Roadmap — Product design and branding for Reporter, an MVP for Roadmap 2.0.

  • Design Systems,
  • Minimum Viable Product,
  • Research,
  • User Experience
  • Client: Roadmap
  • Collaborator: Ben Kutil

Roadmap is an enterprise-scale project management tool focused on integrating with existing tools and exception-based management.

We joined the small team during the summers of 2015 and 2016 to help reimagine Roadmap from the ground up, from both a design and technology perspective. After interviewing different types of customers about their project workflow and about how they use Roadmap, we found what worked and didn’t work about the current release of Roadmap. It became clear that a simpler point of view, better user experience, and a more flexible and easily adoptable tool were essential to satisfy and expand the user base. Because all of these improvements required sweeping changes to Roadmap 1.0, we needed a strategy for slowly rolling out Roadmap 2.0. We developed Reporter as an MVP for Roadmap 2.0 in order to begin that transition.

Integrations

The primary value of Roadmap is collecting data from a variety of tools (Github, Trello, Jira, Basecamp, …) into a single view. A Roadmap customer is often a single administrator or team leader and can use Roadmap to view data from the myriad of tools their team uses day-to-day without asking their team to adopt a new tool.

Reports

A Report is a structured comparison of hours, workdays, or dollars across projects, people, tasks, or roles. This allows a user to analyze past data, measure progress, and forecast the future, which enables faster, better decisions.

Base Report

Base reports are the core unit of Reporter. Their goal is to provide clear and useful information in a flexible way. A base report comes with a primary data set: Planning Efficiency, Utilization, Project Status, Revenue, Collisions, as well as a series of data columns (logged hours, planned hours, etc). A base report has different views: overview, by time, by distribution, can be viewed across different data sets (hours, work-day, budget dollars) and can be navigated across time and time resolution (week, month, …).

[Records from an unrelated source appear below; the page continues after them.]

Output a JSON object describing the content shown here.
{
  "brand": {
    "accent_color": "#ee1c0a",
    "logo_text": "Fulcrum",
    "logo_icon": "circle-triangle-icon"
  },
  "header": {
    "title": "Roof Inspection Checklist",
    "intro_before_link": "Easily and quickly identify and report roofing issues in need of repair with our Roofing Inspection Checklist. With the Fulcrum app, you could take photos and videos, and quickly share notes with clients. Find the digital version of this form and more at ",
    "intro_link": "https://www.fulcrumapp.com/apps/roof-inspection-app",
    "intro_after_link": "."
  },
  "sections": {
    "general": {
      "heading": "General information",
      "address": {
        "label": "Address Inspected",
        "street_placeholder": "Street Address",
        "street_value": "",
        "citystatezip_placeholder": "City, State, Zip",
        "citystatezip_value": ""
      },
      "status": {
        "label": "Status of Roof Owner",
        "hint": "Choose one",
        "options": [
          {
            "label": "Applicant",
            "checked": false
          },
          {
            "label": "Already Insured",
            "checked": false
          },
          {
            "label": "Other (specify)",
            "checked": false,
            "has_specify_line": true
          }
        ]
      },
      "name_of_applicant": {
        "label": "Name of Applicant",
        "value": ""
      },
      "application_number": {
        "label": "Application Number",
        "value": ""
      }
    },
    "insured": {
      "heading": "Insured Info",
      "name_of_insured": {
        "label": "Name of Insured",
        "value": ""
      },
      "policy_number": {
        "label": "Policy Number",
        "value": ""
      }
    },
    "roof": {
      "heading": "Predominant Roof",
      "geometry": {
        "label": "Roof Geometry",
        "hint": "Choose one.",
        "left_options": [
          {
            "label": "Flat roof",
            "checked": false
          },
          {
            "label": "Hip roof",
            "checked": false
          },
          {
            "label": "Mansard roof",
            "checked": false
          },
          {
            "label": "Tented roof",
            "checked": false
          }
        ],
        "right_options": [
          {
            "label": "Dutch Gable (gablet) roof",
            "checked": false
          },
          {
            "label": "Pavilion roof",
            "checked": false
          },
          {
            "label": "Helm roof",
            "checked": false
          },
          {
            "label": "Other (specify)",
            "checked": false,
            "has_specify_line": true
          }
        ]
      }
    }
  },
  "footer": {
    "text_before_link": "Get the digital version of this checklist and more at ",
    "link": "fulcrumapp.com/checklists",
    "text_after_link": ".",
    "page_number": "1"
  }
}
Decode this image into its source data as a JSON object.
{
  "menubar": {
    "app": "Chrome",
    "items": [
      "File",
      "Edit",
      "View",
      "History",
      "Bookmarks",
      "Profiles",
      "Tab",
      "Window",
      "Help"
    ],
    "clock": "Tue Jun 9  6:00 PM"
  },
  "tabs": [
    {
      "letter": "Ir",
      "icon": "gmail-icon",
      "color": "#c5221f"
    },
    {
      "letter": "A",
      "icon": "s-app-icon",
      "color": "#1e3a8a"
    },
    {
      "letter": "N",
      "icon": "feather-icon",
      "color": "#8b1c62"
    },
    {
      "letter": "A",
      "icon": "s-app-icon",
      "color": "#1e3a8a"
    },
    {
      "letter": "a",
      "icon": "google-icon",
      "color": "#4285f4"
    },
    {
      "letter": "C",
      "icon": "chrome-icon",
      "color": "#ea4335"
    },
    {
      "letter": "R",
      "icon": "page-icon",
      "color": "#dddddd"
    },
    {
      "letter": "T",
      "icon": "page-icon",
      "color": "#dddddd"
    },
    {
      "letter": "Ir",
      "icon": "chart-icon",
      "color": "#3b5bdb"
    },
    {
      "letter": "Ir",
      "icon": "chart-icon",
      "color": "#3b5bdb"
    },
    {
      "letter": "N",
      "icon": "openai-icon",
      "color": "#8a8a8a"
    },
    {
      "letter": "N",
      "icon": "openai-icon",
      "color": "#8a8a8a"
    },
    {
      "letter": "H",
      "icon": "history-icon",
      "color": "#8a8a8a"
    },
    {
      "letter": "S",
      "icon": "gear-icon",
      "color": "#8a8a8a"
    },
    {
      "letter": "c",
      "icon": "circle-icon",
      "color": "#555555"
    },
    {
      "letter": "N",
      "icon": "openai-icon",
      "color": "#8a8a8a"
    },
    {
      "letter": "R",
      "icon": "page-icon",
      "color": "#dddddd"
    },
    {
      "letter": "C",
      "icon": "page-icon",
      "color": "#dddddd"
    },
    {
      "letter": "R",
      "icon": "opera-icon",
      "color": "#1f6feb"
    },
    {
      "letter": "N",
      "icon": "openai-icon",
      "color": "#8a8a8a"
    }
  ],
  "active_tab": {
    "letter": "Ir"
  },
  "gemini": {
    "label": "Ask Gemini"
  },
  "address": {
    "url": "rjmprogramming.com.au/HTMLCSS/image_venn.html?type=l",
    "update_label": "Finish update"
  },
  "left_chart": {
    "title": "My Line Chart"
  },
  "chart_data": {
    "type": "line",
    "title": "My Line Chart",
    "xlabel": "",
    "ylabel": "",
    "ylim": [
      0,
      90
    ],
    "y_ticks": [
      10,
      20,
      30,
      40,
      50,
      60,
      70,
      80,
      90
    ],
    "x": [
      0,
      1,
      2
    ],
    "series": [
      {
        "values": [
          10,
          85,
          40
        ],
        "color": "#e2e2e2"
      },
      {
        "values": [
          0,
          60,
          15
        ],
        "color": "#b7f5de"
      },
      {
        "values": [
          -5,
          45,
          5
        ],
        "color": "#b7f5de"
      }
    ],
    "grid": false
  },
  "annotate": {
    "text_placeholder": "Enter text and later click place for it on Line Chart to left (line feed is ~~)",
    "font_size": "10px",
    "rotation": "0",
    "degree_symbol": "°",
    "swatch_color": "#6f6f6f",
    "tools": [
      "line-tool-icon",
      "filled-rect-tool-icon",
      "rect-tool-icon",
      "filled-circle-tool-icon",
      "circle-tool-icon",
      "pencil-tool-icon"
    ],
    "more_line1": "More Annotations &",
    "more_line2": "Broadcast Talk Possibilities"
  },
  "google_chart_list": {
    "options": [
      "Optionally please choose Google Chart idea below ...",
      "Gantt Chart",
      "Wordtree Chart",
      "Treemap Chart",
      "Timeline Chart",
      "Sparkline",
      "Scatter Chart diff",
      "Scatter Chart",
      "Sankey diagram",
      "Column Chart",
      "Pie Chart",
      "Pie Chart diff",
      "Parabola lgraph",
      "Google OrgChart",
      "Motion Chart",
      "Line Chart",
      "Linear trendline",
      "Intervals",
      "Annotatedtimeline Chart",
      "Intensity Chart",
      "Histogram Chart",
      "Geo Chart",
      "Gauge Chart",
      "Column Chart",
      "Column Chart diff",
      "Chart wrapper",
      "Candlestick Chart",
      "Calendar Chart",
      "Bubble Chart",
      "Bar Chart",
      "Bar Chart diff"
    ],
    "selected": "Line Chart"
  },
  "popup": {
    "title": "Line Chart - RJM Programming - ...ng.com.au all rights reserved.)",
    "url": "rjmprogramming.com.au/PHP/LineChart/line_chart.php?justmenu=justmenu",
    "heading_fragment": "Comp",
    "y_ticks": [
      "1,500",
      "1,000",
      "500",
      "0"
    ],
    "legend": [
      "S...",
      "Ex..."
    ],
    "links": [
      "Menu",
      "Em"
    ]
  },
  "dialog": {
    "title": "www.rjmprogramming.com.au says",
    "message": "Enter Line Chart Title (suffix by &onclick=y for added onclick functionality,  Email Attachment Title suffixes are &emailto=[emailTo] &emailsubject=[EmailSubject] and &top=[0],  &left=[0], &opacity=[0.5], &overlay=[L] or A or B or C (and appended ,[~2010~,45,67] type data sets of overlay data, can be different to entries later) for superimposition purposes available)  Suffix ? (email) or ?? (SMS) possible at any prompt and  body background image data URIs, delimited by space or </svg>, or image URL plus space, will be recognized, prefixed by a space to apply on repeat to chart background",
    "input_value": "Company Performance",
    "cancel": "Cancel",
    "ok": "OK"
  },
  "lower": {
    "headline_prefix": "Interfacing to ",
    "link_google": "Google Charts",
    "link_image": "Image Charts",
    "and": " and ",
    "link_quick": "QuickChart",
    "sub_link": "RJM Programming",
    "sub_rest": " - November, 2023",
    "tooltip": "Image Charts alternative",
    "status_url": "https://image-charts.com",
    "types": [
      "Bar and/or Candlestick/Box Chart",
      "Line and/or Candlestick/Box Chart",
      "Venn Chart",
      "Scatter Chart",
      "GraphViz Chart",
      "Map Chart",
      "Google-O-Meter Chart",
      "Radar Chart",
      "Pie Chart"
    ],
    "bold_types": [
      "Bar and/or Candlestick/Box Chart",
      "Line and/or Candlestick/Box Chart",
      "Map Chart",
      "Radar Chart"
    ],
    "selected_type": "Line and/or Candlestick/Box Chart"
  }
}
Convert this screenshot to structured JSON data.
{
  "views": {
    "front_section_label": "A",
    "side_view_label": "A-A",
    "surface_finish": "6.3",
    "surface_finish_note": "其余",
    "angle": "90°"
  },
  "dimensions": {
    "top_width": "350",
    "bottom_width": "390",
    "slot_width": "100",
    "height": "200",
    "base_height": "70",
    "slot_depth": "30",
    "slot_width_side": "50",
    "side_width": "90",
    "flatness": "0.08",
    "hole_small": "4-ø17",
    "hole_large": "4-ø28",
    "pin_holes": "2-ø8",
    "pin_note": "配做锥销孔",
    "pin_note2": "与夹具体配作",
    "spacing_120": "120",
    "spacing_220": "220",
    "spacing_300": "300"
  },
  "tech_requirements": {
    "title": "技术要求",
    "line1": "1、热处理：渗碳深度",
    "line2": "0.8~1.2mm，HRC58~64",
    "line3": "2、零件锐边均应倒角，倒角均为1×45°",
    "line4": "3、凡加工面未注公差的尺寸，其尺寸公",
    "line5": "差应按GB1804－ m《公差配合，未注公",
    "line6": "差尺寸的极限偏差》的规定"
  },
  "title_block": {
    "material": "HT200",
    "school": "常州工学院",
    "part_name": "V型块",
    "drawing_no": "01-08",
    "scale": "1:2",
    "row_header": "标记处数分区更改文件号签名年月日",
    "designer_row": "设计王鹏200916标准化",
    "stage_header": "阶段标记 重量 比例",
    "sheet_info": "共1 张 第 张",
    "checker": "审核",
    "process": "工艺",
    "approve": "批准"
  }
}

Hide peripheral information

We designed Reporter with the perspective that targeted information is better than complete information, as long as there is easy navigation to ask for contextually related data. A project expands to see the internal tasks, people, and roles. A row can be expanded to view its contributing factors.

Saved Reports & Filters

A base report can be saved with a relative timeframe, optional filters, a custom name, and is collapsed into a small card. Rather than spending time organizing a large table view each time you open Roadmap for a particular task - Saved Reports allows a single setup that can be returned to.

Collections

Saved Reports can be sorted into Collections and viewed with a targeted context, such as Weekly Meetings. Using collections gives some amount of context before clickthrough rather than wasting time browsing through data looking for what is relevant.

Dashboard

The dashboard displays the general health of a team’s progress, gives access to important status information, as well as provides easy access to pinned Collections. This allows Roadmap to be useful as a quick overview of each business day, rather than a chore or additional baggage.

Exceptions

Exceptions are contextually-chosen bounds for data in Roadmap. This helps a user direct their attention to problem areas, and helps prioritize decisions. For example, a project manager might only care about Utilization if it is under 75% or over 110%. A color-coded saved report can alert them to the issue, and they can drill-down to find and solve the problem.